Irene Rosenfeld, chairman and c.e.o. of Mondelez |
“We’re filling key white spaces by establishing beachheads in key markets,” Ms. Rosenfeld said. “We recently launched chocolate in China, where initial response to our Milka bundle has been very positive. We’re also launching mainstream and premium chocolate in the U.S., where we believe the Oreo and Green & Blacks brands will resonate well with consumers.
“We acquired the license to sell Cadbury-branded biscuits around the world. This will enable us to grow our Cadbury choco-bakery portfolio in more than 100 markets. And in Japan, we launched Oreo, Ritz and Premium biscuits in September, following the repatriation of our brands there.”
Ms. Rosenfeld addressed investment analysts in an Oct. 26 earnings call.
Other steps the company has taken to drive growth include stepping up investments behind Mondelez power brands, selectively investing “to narrow price gaps” when needed and “sharpening connections with our consumers through digital marketing, and innovating to redefine permissible snacking,” Ms. Rosenfeld said.
She said the efforts to date have paid dividends.
“For example, Oreo, belVita and Milka all posted mid to high single-digit growth year to date,” she said. “And we have solid momentum behind our Thins Biscuit platform, which includes innovations like Oreo Thins and Chips Ahoy! Thins on the sweet side, and Good Thins and Ritz Crisp & Thin on the savory side.”

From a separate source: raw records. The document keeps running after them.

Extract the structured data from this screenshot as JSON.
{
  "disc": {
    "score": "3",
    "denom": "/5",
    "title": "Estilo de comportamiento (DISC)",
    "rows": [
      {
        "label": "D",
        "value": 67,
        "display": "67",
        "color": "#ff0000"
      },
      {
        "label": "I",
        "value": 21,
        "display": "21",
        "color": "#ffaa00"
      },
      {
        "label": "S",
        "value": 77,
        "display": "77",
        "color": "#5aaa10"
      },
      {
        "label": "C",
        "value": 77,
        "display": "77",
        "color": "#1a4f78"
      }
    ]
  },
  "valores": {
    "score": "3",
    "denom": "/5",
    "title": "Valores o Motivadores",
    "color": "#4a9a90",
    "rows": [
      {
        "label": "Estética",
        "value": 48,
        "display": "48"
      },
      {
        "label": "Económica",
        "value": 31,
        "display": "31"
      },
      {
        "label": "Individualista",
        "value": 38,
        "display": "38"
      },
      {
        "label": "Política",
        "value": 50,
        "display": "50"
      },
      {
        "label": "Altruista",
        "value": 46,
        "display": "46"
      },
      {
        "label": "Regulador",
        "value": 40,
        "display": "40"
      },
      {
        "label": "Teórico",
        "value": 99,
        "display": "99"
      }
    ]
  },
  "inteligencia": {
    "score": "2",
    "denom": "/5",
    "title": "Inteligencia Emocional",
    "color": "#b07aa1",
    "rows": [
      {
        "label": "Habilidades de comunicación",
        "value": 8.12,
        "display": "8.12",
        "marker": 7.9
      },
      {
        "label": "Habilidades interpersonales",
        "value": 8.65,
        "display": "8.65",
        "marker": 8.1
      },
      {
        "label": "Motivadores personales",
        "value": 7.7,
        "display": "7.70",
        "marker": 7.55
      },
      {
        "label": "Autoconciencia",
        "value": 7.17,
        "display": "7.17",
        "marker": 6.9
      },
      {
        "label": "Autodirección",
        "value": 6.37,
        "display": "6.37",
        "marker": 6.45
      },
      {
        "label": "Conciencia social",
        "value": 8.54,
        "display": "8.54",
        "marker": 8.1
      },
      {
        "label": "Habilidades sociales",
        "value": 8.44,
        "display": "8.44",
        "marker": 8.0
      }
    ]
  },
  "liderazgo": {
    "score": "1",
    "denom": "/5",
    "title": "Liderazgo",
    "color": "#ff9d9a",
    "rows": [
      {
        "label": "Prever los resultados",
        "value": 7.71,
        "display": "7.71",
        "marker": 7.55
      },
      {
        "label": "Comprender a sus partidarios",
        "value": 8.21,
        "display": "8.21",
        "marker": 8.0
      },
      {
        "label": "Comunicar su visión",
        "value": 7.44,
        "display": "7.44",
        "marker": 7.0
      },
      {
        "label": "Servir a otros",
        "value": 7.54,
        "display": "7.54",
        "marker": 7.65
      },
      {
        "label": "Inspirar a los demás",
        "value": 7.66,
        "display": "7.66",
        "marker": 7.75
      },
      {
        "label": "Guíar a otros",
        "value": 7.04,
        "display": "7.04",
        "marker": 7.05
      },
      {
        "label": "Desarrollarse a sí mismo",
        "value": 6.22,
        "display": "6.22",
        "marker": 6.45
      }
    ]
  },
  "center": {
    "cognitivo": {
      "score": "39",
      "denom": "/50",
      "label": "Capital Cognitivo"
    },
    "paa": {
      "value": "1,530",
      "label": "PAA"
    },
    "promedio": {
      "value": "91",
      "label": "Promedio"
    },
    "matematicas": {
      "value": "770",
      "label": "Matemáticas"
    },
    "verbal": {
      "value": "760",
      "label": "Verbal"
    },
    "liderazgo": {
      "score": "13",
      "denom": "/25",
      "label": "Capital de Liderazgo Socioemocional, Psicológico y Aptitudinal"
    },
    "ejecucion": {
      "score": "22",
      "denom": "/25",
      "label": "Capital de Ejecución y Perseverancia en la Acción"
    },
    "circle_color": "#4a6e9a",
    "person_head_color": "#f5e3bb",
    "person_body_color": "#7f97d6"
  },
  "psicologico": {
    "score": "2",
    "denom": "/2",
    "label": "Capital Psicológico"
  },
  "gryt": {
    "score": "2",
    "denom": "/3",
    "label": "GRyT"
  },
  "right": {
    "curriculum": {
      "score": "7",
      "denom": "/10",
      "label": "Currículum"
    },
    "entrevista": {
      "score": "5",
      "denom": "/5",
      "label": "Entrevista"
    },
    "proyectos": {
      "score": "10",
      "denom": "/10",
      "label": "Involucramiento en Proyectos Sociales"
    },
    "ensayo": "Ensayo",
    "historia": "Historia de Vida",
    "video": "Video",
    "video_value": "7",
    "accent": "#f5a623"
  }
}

As reported net income in the third quarter plunged from the same period a year ago. The year earlier period included a $7.1 billion gain from transactions connected with the company’s coffee businesses.
Third-quarter net income was $548 million, or 38c per share on the common stock, down 93% from $7,266 million, or $4.52 per share, during the same period last year. Net revenues were $6,396 million, down 7% from $6,849 million.
Adjusted earnings per share in the third quarter, excluding the coffee transactions and other items, rose 42%. The company’s operating income margin was 15.8%, a 220 basis point improvement from the same quarter in 2015.
The company tightened its full year outlook, offering a more guarded projection of adjusted sales growth for the year and a more upbeat forecast of profitability growth.
At 1.6%, net revenue growth for the year compares with the most recent guidance of “about 2% growth.” The 1.6% figure is in line with year-to-date sales growth. Earnings-per-share growth guidance of 25% compares with the most recent forecast of double-digit growth.
“Although our top line is not yet where we would like it to be, year-to-date organic net revenue grew 1.6%, led by our power brands, which were up more than 3%. Importantly, these results reflect a steadily improving contribution from volume/mix,” Ms. Rosenfeld said. “We've continued to aggressively reduce overheads and improve the efficiency and cost structure of our supply chain, while making necessary investments to accelerate growth. As a result, we've been able to expand adjusted operating income margin by 260 basis points.”
In the focus on volume-driven revenue growth, Ms. Rosenfeld said North America has contributed solidly, as has Europe and Asia Pacific.
Mondelez is “expanding our routes to market,” she said to further enhance growth opportunities.
“This includes a significant focus on e-commerce, which grew approximately 40% in Q3,” she said.